Eric Klinenberg.
Images by Veasey Conway/Harvard Staff Photographer
Nation & World
We’re already losing sight of what 2020 felt like
After five years, sociologist calls for us to confront insights from the pandemic
In 2020, expressions of gratitude on signs and social media for frontline workers were common. Now, discussions about those who risked their wellbeing to maintain the nation’s functions during the pandemic are rarely heard. In his work “2020: One City, Seven People, and the Year Everything Changed,” Eric Klinenberg urges audiences not to hastily forget the transformations wrought by the pandemic and the lingering effects we continue to face today.
Klinenberg presented this dialogue at Harvard Law School’s Petrie-Flom Center, where he participated in a panel alongside Rochelle Walensky, the ex-director of the Centers for Disease Control and Prevention; Professor I. Glenn Cohen, the academic director of the Petrie-Flom Center for Health Law Policy, Biotechnology & Bioethics; and Professor Jeannie Suk Gersen, the John H. Watson Jr. Professor of Law at Harvard Law School.
“So many things transpired so rapidly in 2020, and it’s been challenging for us to grasp them all.”
Eric Klinenberg
“Numerous events occurred swiftly in 2020, and it’s been difficult for us to assimilate them all,” Klinenberg remarked. “We’re in a stage of denial, hurrying to move forward, and we’re losing touch with what it was like to endure that chaos, that disarray. We are neglecting the losses we suffered.”
Klinenberg’s work interweaves detailed profiles of people across New York City’s seven boroughs with sociological examinations of the pandemic. It investigates the disparities that the crisis intensified, particularly for low-income households and youths in the Bronx who grappled with accessing remote learning or finding alternatives to the free and reduced school meals they depended on.
Additionally, it probes how the pandemic diminished our trust in authorities. In one chapter, Klinenberg recounts a family whose daycare failed to inform them of its reopening due to fears of contracting COVID from a child of a frontline worker. In another instance, he highlights Daniel Presti, a Staten Island bar owner who defied orders to close his establishment in late 2020. Presti became radicalized after feeling that the federal government was not providing adequate support for business owners struggling in response to lockdown measures.

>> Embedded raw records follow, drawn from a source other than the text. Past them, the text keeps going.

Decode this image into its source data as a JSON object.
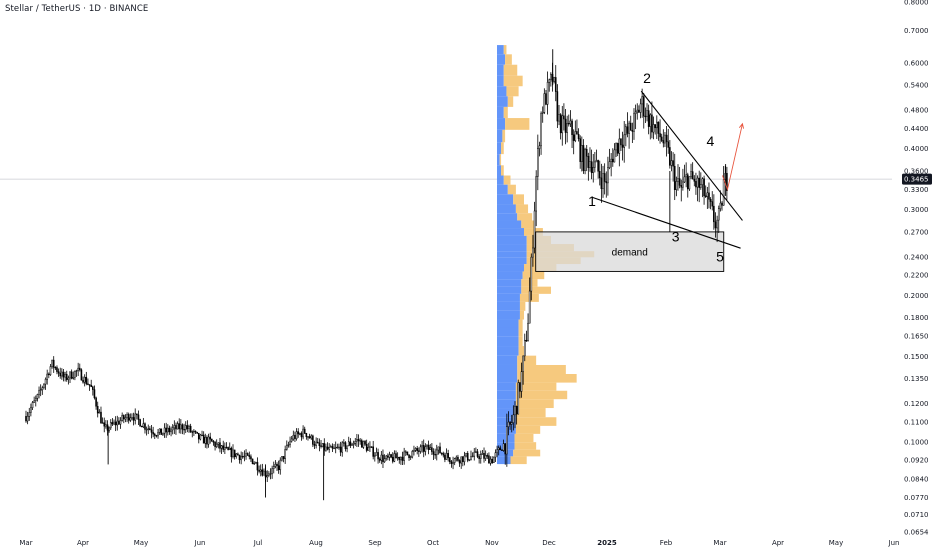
{
  "header": {
    "title": "Stellar / TetherUS · 1D · BINANCE"
  },
  "chart_data": {
    "type": "candlestick",
    "symbol": "Stellar / TetherUS",
    "interval": "1D",
    "exchange": "BINANCE",
    "price_axis": {
      "scale": "log",
      "range": [
        0.0654,
        0.8
      ],
      "ticks": [
        "0.8000",
        "0.7000",
        "0.6000",
        "0.5400",
        "0.4800",
        "0.4400",
        "0.4000",
        "0.3600",
        "0.3300",
        "0.3000",
        "0.2700",
        "0.2400",
        "0.2200",
        "0.2000",
        "0.1800",
        "0.1650",
        "0.1500",
        "0.1350",
        "0.1200",
        "0.1100",
        "0.1000",
        "0.0920",
        "0.0840",
        "0.0770",
        "0.0710",
        "0.0654"
      ]
    },
    "time_axis": {
      "labels": [
        "Mar",
        "Apr",
        "May",
        "Jun",
        "Jul",
        "Aug",
        "Sep",
        "Oct",
        "Nov",
        "Dec",
        "2025",
        "Feb",
        "Mar",
        "Apr",
        "May",
        "Jun"
      ],
      "bold_labels": [
        "2025"
      ]
    },
    "current_price": {
      "value": 0.3465,
      "label": "0.3465"
    },
    "price_path": [
      [
        "2024-03-01",
        0.113
      ],
      [
        "2024-03-08",
        0.125
      ],
      [
        "2024-03-15",
        0.145
      ],
      [
        "2024-03-22",
        0.135
      ],
      [
        "2024-03-29",
        0.14
      ],
      [
        "2024-04-05",
        0.13
      ],
      [
        "2024-04-12",
        0.106
      ],
      [
        "2024-04-19",
        0.11
      ],
      [
        "2024-04-26",
        0.114
      ],
      [
        "2024-05-03",
        0.108
      ],
      [
        "2024-05-10",
        0.104
      ],
      [
        "2024-05-17",
        0.106
      ],
      [
        "2024-05-24",
        0.108
      ],
      [
        "2024-05-31",
        0.102
      ],
      [
        "2024-06-07",
        0.1
      ],
      [
        "2024-06-14",
        0.096
      ],
      [
        "2024-06-21",
        0.094
      ],
      [
        "2024-06-28",
        0.092
      ],
      [
        "2024-07-05",
        0.086
      ],
      [
        "2024-07-12",
        0.089
      ],
      [
        "2024-07-19",
        0.102
      ],
      [
        "2024-07-26",
        0.105
      ],
      [
        "2024-08-02",
        0.098
      ],
      [
        "2024-08-09",
        0.096
      ],
      [
        "2024-08-16",
        0.098
      ],
      [
        "2024-08-23",
        0.101
      ],
      [
        "2024-08-30",
        0.096
      ],
      [
        "2024-09-06",
        0.092
      ],
      [
        "2024-09-13",
        0.093
      ],
      [
        "2024-09-20",
        0.095
      ],
      [
        "2024-09-27",
        0.097
      ],
      [
        "2024-10-04",
        0.096
      ],
      [
        "2024-10-11",
        0.092
      ],
      [
        "2024-10-18",
        0.093
      ],
      [
        "2024-10-25",
        0.094
      ],
      [
        "2024-11-01",
        0.092
      ],
      [
        "2024-11-08",
        0.1
      ],
      [
        "2024-11-13",
        0.115
      ],
      [
        "2024-11-17",
        0.14
      ],
      [
        "2024-11-20",
        0.18
      ],
      [
        "2024-11-22",
        0.24
      ],
      [
        "2024-11-24",
        0.34
      ],
      [
        "2024-11-27",
        0.48
      ],
      [
        "2024-11-30",
        0.52
      ],
      [
        "2024-12-03",
        0.56
      ],
      [
        "2024-12-06",
        0.46
      ],
      [
        "2024-12-09",
        0.44
      ],
      [
        "2024-12-12",
        0.44
      ],
      [
        "2024-12-16",
        0.42
      ],
      [
        "2024-12-19",
        0.38
      ],
      [
        "2024-12-23",
        0.38
      ],
      [
        "2024-12-27",
        0.36
      ],
      [
        "2024-12-31",
        0.34
      ],
      [
        "2025-01-04",
        0.39
      ],
      [
        "2025-01-08",
        0.42
      ],
      [
        "2025-01-12",
        0.43
      ],
      [
        "2025-01-16",
        0.46
      ],
      [
        "2025-01-19",
        0.5
      ],
      [
        "2025-01-22",
        0.47
      ],
      [
        "2025-01-26",
        0.44
      ],
      [
        "2025-01-30",
        0.42
      ],
      [
        "2025-02-03",
        0.38
      ],
      [
        "2025-02-06",
        0.34
      ],
      [
        "2025-02-09",
        0.33
      ],
      [
        "2025-02-12",
        0.35
      ],
      [
        "2025-02-16",
        0.34
      ],
      [
        "2025-02-20",
        0.33
      ],
      [
        "2025-02-24",
        0.3
      ],
      [
        "2025-02-27",
        0.28
      ],
      [
        "2025-03-01",
        0.29
      ],
      [
        "2025-03-03",
        0.34
      ],
      [
        "2025-03-05",
        0.3465
      ]
    ],
    "annotations": {
      "wave_labels": [
        {
          "text": "1",
          "date": "2024-12-24",
          "price": 0.305
        },
        {
          "text": "2",
          "date": "2025-01-22",
          "price": 0.545
        },
        {
          "text": "3",
          "date": "2025-02-06",
          "price": 0.258
        },
        {
          "text": "4",
          "date": "2025-02-24",
          "price": 0.405
        },
        {
          "text": "5",
          "date": "2025-03-01",
          "price": 0.235
        }
      ],
      "zone": {
        "label": "demand",
        "top": 0.27,
        "bottom": 0.224,
        "start": "2024-11-24",
        "end": "2025-03-03"
      },
      "trend_lines": [
        {
          "from": [
            "2025-01-19",
            0.525
          ],
          "to": [
            "2025-03-13",
            0.285
          ]
        },
        {
          "from": [
            "2024-12-24",
            0.318
          ],
          "to": [
            "2025-03-12",
            0.25
          ]
        }
      ],
      "projection": {
        "from": [
          "2025-03-05",
          0.33
        ],
        "to": [
          "2025-03-13",
          0.45
        ]
      }
    },
    "volume_profile": {
      "bins": [
        {
          "price": 0.64,
          "up": 5,
          "down": 2
        },
        {
          "price": 0.61,
          "up": 6,
          "down": 5
        },
        {
          "price": 0.58,
          "up": 5,
          "down": 10
        },
        {
          "price": 0.55,
          "up": 5,
          "down": 14
        },
        {
          "price": 0.525,
          "up": 7,
          "down": 9
        },
        {
          "price": 0.5,
          "up": 8,
          "down": 4
        },
        {
          "price": 0.475,
          "up": 5,
          "down": 3
        },
        {
          "price": 0.45,
          "up": 6,
          "down": 18
        },
        {
          "price": 0.425,
          "up": 4,
          "down": 2
        },
        {
          "price": 0.4,
          "up": 3,
          "down": 2
        },
        {
          "price": 0.38,
          "up": 2,
          "down": 1
        },
        {
          "price": 0.36,
          "up": 3,
          "down": 2
        },
        {
          "price": 0.345,
          "up": 5,
          "down": 5
        },
        {
          "price": 0.33,
          "up": 8,
          "down": 6
        },
        {
          "price": 0.315,
          "up": 12,
          "down": 8
        },
        {
          "price": 0.3,
          "up": 14,
          "down": 9
        },
        {
          "price": 0.29,
          "up": 15,
          "down": 11
        },
        {
          "price": 0.28,
          "up": 18,
          "down": 10
        },
        {
          "price": 0.27,
          "up": 20,
          "down": 14
        },
        {
          "price": 0.26,
          "up": 22,
          "down": 18
        },
        {
          "price": 0.25,
          "up": 22,
          "down": 35
        },
        {
          "price": 0.243,
          "up": 22,
          "down": 50
        },
        {
          "price": 0.236,
          "up": 22,
          "down": 40
        },
        {
          "price": 0.228,
          "up": 20,
          "down": 24
        },
        {
          "price": 0.22,
          "up": 19,
          "down": 16
        },
        {
          "price": 0.212,
          "up": 18,
          "down": 12
        },
        {
          "price": 0.205,
          "up": 18,
          "down": 22
        },
        {
          "price": 0.198,
          "up": 17,
          "down": 14
        },
        {
          "price": 0.19,
          "up": 17,
          "down": 4
        },
        {
          "price": 0.182,
          "up": 17,
          "down": 3
        },
        {
          "price": 0.175,
          "up": 16,
          "down": 3
        },
        {
          "price": 0.168,
          "up": 16,
          "down": 3
        },
        {
          "price": 0.161,
          "up": 16,
          "down": 3
        },
        {
          "price": 0.154,
          "up": 16,
          "down": 4
        },
        {
          "price": 0.147,
          "up": 15,
          "down": 14
        },
        {
          "price": 0.141,
          "up": 15,
          "down": 36
        },
        {
          "price": 0.135,
          "up": 15,
          "down": 44
        },
        {
          "price": 0.13,
          "up": 14,
          "down": 30
        },
        {
          "price": 0.125,
          "up": 14,
          "down": 38
        },
        {
          "price": 0.12,
          "up": 14,
          "down": 28
        },
        {
          "price": 0.115,
          "up": 14,
          "down": 22
        },
        {
          "price": 0.11,
          "up": 14,
          "down": 30
        },
        {
          "price": 0.106,
          "up": 14,
          "down": 18
        },
        {
          "price": 0.102,
          "up": 13,
          "down": 14
        },
        {
          "price": 0.098,
          "up": 13,
          "down": 16
        },
        {
          "price": 0.095,
          "up": 12,
          "down": 20
        },
        {
          "price": 0.092,
          "up": 10,
          "down": 12
        }
      ]
    },
    "colors": {
      "candle": "#000000",
      "profile_up": "#5b8ff9",
      "profile_down": "#f6c677",
      "zone_fill": "#d9d9d9",
      "projection": "#e8563f",
      "price_label_bg": "#131722",
      "crosshair": "#9598a1"
    }
  }
}
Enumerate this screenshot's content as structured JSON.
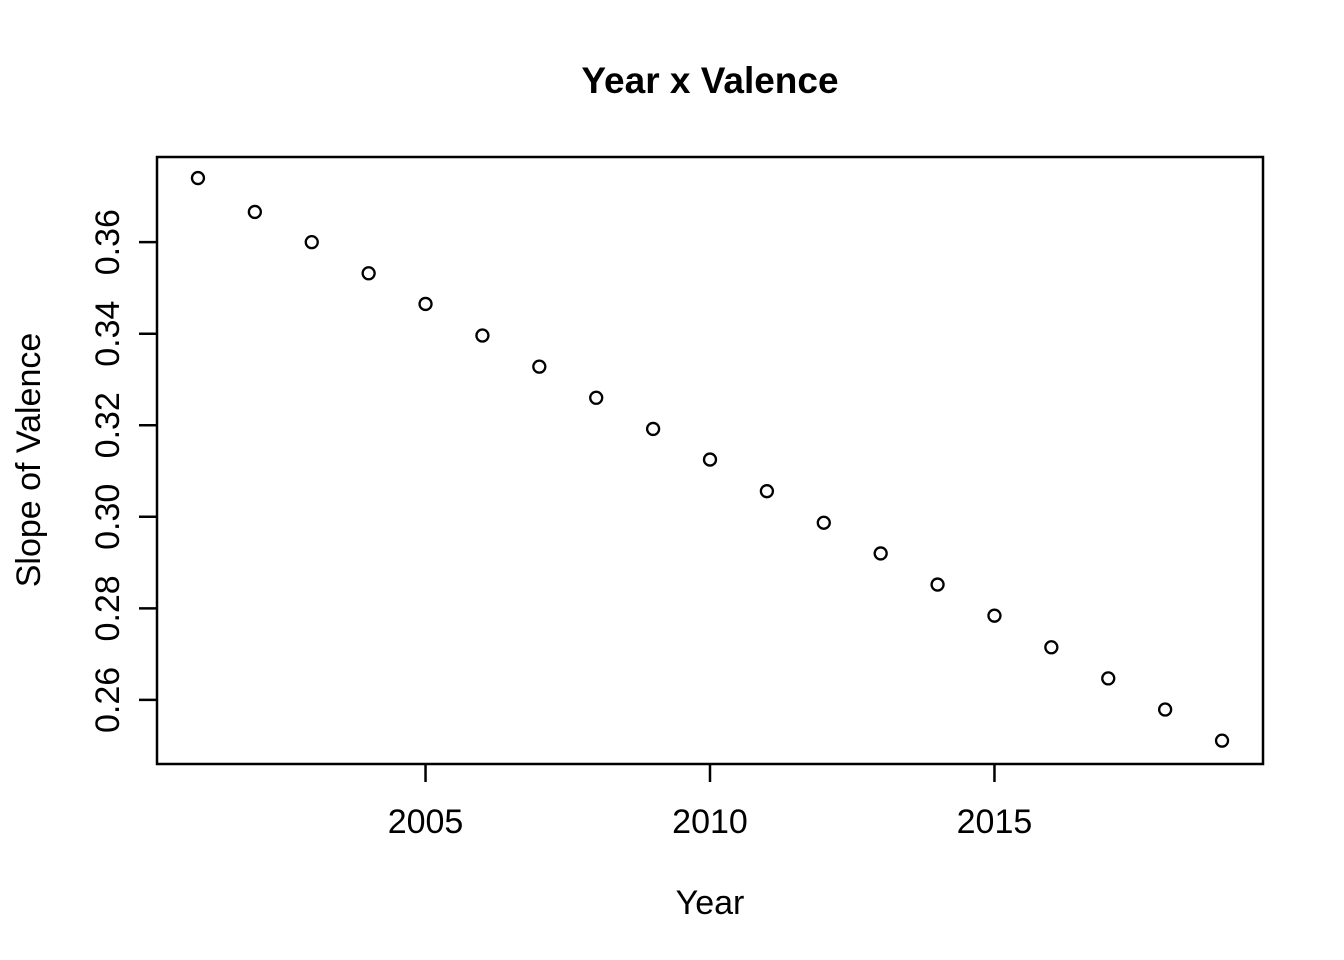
{
  "page": {
    "background": "#ffffff"
  },
  "chart_data": {
    "type": "scatter",
    "title": "Year x Valence",
    "xlabel": "Year",
    "ylabel": "Slope of Valence",
    "x": [
      2001,
      2002,
      2003,
      2004,
      2005,
      2006,
      2007,
      2008,
      2009,
      2010,
      2011,
      2012,
      2013,
      2014,
      2015,
      2016,
      2017,
      2018,
      2019
    ],
    "y": [
      0.374,
      0.3666,
      0.36,
      0.3532,
      0.3465,
      0.3396,
      0.3328,
      0.326,
      0.3192,
      0.3125,
      0.3056,
      0.2987,
      0.292,
      0.2852,
      0.2784,
      0.2715,
      0.2647,
      0.2579,
      0.2511
    ],
    "x_ticks": [
      2005,
      2010,
      2015
    ],
    "x_tick_labels": [
      "2005",
      "2010",
      "2015"
    ],
    "y_ticks": [
      0.26,
      0.28,
      0.3,
      0.32,
      0.34,
      0.36
    ],
    "y_tick_labels": [
      "0.26",
      "0.28",
      "0.30",
      "0.32",
      "0.34",
      "0.36"
    ],
    "xlim": [
      2000.28,
      2019.72
    ],
    "ylim": [
      0.246,
      0.3786
    ],
    "grid": false,
    "legend": null,
    "marker": "open-circle",
    "colors": {
      "point_stroke": "#000000",
      "point_fill": "#ffffff",
      "axis": "#000000",
      "text": "#000000",
      "background": "#ffffff"
    }
  }
}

“One of the key issues surrounding trust and distrust that requires further discussion is that we are existing in disparate information landscapes, and there are increasing worries that essential data we need to comprehend our identity and the context of our reality are becoming more difficult to trust and manage,” Klinenberg noted during the panel discussion.

Walensky, who was responsible for providing recommendations to safeguard public health during her tenure at the CDC, addressed Klinenberg’s depiction of the challenging tradeoffs that decision-makers like herself had to navigate. She recalled a school board meeting in her hometown of Newton, Massachusetts, where a mother expressed that she was being asked to abide by coronavirus protocols at the expense of her son’s future.
“She stated, ‘If my son misses wrestling next semester, he won’t go to college,’” Walensky shared. “And suddenly, health is just one element of the equation, while there are truly other profound, crucial considerations that when we focus solely on health, we fail to take into account for society’s long-term wellbeing.”
She emphasized that as a public health official, the ramifications of infectious diseases disproportionately affect the most vulnerable populations.
“I remember being on CNN at one point when the president contracted COVID. They were discussing all the prominent individuals in the White House who were infected in the Rose Garden, in the Senate. And I thought to myself, and actually articulated aloud, ‘What about the butlers and the staff in the White House who are returning home to multigenerational families who, when terms like isolation and quarantine are mentioned, you know they have no means to comply with what you’re asking of them?’”
Klinenberg concludes his book as he commenced the discussion, urging individuals not to rush past such a transformative experience.
“Even though the calendar has advanced,” he writes, “the narrative of 2020 is far from concluded, and its capacity to steer us in various directions remains untapped.”
Klinenberg holds the title of Helen Gould Shepard Professor in Social Science and directs the Institute for Public Knowledge at New York University.